The contrast between these two cases shows that the nature of the harms to the girl and the pig are not entirely the same. (They are not, of course, entirely different either.) This is because the open-endedness of the future of which the girl is deprived is not something which, in the same way, we can attribute to the pig. The next question is whether these considerations show that the confinement of the girl is worse than that of the pig (or vice versa). But this is precisely the point at which the idea of making a comparison between human and animal lives, or what can be suffered by humans and animals, seems to lack any principled basis for assigning weight. If we say that it is worse for the girl to be confined than the pig, then the justification for this would have to be that there is something of which she is deprived which is not deprived of the pig. But something about that seems fishy because the future of which the girl is deprived is not something of which the pig could be deprived. That doesn’t mean that the pig is harmed less than the girl, but only that the basis of the harm to the pig is slightly different from the basis in the girl’s case. To say that the harm to the girl is greater would thus seem to involve the claim that the possession of the kind of life which has a potentially open future is of greater objective value than the possession of a kind of life which is not conditioned by an open-ended future. But what could justify that claim? Intuition? The problem is that any such intuition is going to be a human intuition, and thus will look like little more than a speciesist insistence that human life has more objective value than animal life. [...]

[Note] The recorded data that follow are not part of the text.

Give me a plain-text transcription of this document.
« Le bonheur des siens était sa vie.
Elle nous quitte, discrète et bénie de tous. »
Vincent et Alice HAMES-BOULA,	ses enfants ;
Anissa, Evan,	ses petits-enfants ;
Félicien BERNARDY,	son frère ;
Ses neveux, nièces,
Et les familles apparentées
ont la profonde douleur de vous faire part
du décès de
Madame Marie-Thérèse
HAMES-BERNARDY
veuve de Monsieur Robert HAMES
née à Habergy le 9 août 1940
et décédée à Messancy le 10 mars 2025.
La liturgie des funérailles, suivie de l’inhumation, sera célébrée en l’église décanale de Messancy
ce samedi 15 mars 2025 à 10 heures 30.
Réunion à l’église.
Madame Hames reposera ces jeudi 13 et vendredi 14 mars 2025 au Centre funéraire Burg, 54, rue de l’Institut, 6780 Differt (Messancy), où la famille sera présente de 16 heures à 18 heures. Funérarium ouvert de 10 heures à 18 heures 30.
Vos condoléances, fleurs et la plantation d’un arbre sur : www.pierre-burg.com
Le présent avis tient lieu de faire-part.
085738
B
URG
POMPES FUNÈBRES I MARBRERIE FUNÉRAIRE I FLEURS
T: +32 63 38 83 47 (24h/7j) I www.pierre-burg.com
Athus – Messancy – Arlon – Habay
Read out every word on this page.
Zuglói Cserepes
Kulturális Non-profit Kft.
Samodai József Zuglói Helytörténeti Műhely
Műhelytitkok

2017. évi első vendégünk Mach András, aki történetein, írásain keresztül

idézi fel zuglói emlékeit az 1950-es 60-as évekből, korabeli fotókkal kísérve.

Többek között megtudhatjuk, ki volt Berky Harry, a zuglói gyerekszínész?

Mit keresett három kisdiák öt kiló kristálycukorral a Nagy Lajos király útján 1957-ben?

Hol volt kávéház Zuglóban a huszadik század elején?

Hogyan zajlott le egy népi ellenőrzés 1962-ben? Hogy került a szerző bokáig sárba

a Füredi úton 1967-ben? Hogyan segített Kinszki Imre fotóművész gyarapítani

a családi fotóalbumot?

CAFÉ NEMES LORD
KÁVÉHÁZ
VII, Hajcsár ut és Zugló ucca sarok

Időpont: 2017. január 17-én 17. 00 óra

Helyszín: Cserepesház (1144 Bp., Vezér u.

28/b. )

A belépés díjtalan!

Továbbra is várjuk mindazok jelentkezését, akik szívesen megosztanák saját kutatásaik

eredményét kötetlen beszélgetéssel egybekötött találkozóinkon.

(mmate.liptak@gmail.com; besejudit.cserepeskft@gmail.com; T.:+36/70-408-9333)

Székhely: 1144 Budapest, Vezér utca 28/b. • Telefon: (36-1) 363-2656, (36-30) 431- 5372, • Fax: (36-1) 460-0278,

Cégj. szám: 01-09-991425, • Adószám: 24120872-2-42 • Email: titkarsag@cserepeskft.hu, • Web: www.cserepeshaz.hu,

On the other hand, if we say that the harm to the pig is just as bad as the harm to the girl, that claim runs the risk of leaving out the differences in what exactly is deprived of each individual. It might be objected that if the one harm isn’t worse than the other, then they must be equal—that is, one is just as bad as the other. However, one might ask what exactly is gained by the claim that the harms are “just as bad” over and above the obvious point that confinement in each case is very bad. [...] [I]f it is true that the nature of the harms to the pig and the girl are different in important ways, then the problem with saying that the harm in each case is just as bad is similar to the problem in trying to say that since an apple is not tastier than an orange, they are both equally tasty.